In his report to the Supreme Soviet, the highest legislative body of the USSR, Molotov said: “The treaty consolidates the friendly relations which have been established between the Soviet Union and Great Britain and their mutual military assistance in the struggle against Hitlerite Germany. It transforms these relations into a stable alliance. The treaty also defines the general line of our joint action with Great Britain in the post-war period.
“The entire tenor of the treaty bears out its great political importance not only for the development of Anglo-Soviet relations but also for the future development of the entire complex of international relations in Europe.

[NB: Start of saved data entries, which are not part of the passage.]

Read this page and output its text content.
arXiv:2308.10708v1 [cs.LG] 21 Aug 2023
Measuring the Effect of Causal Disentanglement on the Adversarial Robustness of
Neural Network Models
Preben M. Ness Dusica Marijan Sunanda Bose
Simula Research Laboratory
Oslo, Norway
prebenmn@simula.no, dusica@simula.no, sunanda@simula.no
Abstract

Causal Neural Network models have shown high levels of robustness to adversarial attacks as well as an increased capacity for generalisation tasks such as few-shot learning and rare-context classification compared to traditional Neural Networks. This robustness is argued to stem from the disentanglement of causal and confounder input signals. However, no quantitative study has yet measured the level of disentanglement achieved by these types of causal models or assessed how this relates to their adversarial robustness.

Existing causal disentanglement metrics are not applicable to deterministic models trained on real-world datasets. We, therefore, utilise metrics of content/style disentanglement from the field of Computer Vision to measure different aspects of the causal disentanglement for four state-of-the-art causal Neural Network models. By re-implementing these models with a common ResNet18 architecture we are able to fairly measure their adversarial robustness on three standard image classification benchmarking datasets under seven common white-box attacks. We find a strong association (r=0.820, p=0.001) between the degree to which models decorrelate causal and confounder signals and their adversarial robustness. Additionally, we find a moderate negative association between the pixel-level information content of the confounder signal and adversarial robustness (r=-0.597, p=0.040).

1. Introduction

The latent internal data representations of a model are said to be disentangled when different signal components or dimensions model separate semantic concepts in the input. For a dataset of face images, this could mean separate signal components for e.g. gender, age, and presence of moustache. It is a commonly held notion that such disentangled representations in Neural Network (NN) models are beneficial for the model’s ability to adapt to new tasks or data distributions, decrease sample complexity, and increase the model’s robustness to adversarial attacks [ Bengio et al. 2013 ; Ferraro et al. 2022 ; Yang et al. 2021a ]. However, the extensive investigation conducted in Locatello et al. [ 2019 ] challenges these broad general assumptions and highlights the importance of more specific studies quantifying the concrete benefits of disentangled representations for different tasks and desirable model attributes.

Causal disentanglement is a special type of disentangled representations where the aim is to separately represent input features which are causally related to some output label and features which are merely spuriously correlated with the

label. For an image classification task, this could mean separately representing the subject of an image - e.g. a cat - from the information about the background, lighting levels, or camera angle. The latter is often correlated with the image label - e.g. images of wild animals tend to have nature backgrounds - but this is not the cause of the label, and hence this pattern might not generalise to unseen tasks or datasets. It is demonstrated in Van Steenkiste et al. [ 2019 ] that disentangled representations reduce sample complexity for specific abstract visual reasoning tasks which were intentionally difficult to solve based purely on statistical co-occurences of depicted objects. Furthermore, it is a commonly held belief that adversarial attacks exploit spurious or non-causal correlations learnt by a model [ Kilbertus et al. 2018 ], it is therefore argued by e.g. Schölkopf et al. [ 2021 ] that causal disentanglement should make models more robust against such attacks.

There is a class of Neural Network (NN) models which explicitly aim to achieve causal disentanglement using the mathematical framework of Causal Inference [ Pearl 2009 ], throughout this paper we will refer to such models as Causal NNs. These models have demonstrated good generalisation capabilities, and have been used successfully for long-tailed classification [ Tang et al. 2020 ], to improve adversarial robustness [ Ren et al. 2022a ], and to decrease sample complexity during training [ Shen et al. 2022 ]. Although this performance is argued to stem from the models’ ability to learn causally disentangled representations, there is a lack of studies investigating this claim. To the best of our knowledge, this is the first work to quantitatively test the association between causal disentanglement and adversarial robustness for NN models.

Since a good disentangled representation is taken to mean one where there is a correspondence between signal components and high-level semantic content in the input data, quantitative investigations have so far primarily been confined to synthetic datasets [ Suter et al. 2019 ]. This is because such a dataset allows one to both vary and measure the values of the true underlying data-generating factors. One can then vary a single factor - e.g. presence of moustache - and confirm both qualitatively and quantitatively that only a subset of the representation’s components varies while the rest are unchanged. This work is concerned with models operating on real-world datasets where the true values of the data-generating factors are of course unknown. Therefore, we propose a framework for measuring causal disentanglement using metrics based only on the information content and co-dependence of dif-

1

Both the Anglo-Soviet treaty and the results of the negotiations which I conducted on instructions of the Soviet Government in London and Washington testify to the substantial consolidation of friendly relations among the Soviet Union, Great Britain and the United States of America. The importance of this fact to the peoples of the Soviet Union, who are bearing the main brunt of the struggle against Hitlerite Germany, will increase in such measure as it helps expedite our victory over the German invaders…
“The treaty and the understanding reached between the Soviet Union and England, as well as between the Soviet Union and the United States, on a number of very important questions relating to the present war and on collaboration after the war imply a consolidation of the fellowship in arms of all freedom-loving nations, which are headed today by the Soviet Union, Great Britain and the United States.”
The historic moment of the signing of the Anglo-Soviet treaty was captured by a renowned British portrait artist, Frank Owen Salisbury (1874–1964), with Eden and Churchill flanked by Molotov and the Soviet delegation on one side and the Labour leader, Clement Attlee, and other members of Churchill’s war-time Cabinet on the other. It was presented as a gift to the Soviet Government on the first anniversary of the treaty.